Koma.id – Umat Hindu di berbagai daerah di Indonesia kembali merayakan Hari Raya Galungan yang pada tahun 2026 jatuh pada Rabu, 17 Juni. Hari besar keagamaan ini menjadi salah satu momen penting bagi umat Hindu untuk memperingati kemenangan Dharma (kebenaran) melawan Adharma (kejahatan).
Perayaan Galungan tidak hanya dimaknai sebagai ritual keagamaan, tetapi juga menjadi ajang mempererat hubungan kekeluargaan dan persaudaraan. Salah satu tradisi yang banyak dilakukan masyarakat adalah saling mengirimkan ucapan selamat Hari Raya Galungan kepada keluarga, sahabat, maupun kerabat.
Di Bali dan sejumlah daerah dengan komunitas Hindu yang besar, suasana Galungan biasanya ditandai dengan pemasangan penjor di depan rumah dan pura. Penjor yang terbuat dari bambu melengkung serta dihiasi hasil bumi melambangkan rasa syukur atas anugerah dan kemakmuran yang diberikan Tuhan.

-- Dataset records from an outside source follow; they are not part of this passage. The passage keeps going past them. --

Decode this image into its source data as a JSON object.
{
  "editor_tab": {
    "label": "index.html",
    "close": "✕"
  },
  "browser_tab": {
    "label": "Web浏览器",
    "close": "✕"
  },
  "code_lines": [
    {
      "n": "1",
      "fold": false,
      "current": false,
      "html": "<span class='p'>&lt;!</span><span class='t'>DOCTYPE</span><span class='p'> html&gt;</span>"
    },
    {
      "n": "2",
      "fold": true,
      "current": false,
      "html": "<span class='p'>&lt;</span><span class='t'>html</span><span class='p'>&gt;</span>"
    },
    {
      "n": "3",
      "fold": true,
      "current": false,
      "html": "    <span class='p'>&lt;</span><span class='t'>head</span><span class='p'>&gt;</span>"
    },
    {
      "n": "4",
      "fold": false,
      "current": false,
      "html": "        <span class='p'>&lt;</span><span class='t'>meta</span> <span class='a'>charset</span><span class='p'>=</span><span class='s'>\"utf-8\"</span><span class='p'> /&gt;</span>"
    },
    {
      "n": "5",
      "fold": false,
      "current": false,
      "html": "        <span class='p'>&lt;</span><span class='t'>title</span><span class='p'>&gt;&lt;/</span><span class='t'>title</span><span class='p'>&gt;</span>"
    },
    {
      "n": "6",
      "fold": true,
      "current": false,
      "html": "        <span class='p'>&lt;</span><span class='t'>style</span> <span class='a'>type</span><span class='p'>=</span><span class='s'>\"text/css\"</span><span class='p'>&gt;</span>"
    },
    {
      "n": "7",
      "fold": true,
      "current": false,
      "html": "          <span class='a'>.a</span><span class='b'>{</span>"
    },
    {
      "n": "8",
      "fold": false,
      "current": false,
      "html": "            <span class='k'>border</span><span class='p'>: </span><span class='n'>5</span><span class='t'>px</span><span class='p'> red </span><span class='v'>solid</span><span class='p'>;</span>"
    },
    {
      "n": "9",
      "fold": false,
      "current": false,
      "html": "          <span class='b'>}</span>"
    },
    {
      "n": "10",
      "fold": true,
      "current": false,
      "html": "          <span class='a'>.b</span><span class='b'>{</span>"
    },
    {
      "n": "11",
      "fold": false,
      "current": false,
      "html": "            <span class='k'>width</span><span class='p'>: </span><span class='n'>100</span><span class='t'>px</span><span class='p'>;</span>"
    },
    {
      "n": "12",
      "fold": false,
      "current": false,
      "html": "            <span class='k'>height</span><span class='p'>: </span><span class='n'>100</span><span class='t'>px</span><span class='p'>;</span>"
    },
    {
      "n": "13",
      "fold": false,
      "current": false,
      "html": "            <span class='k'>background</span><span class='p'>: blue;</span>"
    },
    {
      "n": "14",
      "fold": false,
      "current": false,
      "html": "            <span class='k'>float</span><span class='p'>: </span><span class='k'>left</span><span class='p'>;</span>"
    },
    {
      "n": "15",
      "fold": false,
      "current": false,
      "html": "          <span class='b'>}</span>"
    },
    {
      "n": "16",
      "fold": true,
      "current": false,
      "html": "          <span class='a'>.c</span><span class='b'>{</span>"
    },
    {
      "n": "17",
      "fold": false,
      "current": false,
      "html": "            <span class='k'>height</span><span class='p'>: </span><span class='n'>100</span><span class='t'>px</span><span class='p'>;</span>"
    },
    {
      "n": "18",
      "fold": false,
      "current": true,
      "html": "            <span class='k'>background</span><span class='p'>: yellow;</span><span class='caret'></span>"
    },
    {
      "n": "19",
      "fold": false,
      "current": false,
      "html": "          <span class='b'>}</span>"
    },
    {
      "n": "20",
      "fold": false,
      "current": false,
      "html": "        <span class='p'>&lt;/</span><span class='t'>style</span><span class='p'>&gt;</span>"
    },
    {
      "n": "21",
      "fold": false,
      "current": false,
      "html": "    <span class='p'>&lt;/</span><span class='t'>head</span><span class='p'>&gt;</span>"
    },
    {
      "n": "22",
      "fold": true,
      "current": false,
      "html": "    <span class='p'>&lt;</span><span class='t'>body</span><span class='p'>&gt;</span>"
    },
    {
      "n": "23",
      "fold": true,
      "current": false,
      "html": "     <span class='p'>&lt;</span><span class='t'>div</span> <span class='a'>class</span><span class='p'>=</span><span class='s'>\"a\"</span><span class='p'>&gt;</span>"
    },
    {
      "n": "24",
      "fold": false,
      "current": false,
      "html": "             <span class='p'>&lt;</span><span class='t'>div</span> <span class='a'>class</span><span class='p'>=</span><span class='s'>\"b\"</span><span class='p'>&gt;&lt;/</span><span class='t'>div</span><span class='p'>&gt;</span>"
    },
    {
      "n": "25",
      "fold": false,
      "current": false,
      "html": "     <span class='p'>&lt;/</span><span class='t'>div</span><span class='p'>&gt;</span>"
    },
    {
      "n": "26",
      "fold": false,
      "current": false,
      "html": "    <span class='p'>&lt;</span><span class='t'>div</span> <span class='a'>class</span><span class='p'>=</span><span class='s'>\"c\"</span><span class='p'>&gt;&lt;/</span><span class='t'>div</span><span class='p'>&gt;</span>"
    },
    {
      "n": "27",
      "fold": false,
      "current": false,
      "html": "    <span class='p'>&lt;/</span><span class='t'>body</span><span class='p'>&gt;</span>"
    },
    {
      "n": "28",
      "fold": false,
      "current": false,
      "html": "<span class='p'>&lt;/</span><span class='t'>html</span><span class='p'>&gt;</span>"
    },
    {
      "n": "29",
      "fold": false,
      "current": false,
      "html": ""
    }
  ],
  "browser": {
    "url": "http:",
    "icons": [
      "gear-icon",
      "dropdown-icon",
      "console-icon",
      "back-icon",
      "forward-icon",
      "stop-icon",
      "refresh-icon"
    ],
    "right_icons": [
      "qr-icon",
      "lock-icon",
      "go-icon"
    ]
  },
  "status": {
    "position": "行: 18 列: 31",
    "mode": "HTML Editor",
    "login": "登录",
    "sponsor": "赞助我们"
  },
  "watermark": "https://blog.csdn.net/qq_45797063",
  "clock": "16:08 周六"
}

Pada Hari Raya Galungan, umat Hindu juga melaksanakan persembahyangan bersama di pura maupun sanggah keluarga. Berbagai sarana upacara dan sesajen dipersiapkan sebagai bagian dari rangkaian ibadah yang telah berlangsung sejak beberapa hari sebelum Galungan.
Setelah perayaan Galungan, umat Hindu akan kembali merayakan Hari Raya Kuningan yang tahun ini jatuh pada Sabtu, 27 Juni 2026. Kuningan merupakan penutup rangkaian Hari Raya Galungan yang dirayakan setiap 210 hari berdasarkan kalender Bali.
Dalam ajaran Hindu, Hari Raya Kuningan dipercaya sebagai waktu ketika para leluhur yang sebelumnya turun ke dunia saat Galungan kembali ke alam spiritual. Karena itu, umat Hindu melaksanakan persembahyangan khusus sebagai bentuk penghormatan dan ungkapan syukur.
Selain menjalankan ibadah, tradisi saling mengucapkan selamat Hari Raya Galungan dan Kuningan juga menjadi bagian yang tidak terpisahkan dari perayaan. Melalui perayaan tersebut, masyarakat berharap dapat mempererat hubungan sosial sekaligus menyebarkan nilai-nilai kedamaian, kebajikan, dan persaudaraan.
Pemerintah melalui Kementerian Agama sebelumnya juga mengajak seluruh masyarakat untuk menjadikan perayaan hari besar keagamaan sebagai momentum memperkuat toleransi, kerukunan, dan persatuan di tengah keberagaman bangsa Indonesia.
Perayaan Galungan dan Kuningan menjadi pengingat pentingnya menjaga keseimbangan antara hubungan manusia dengan Tuhan, sesama manusia, dan lingkungan. Nilai-nilai tersebut dinilai relevan untuk terus dijaga dalam kehidupan bermasyarakat yang harmonis dan damai.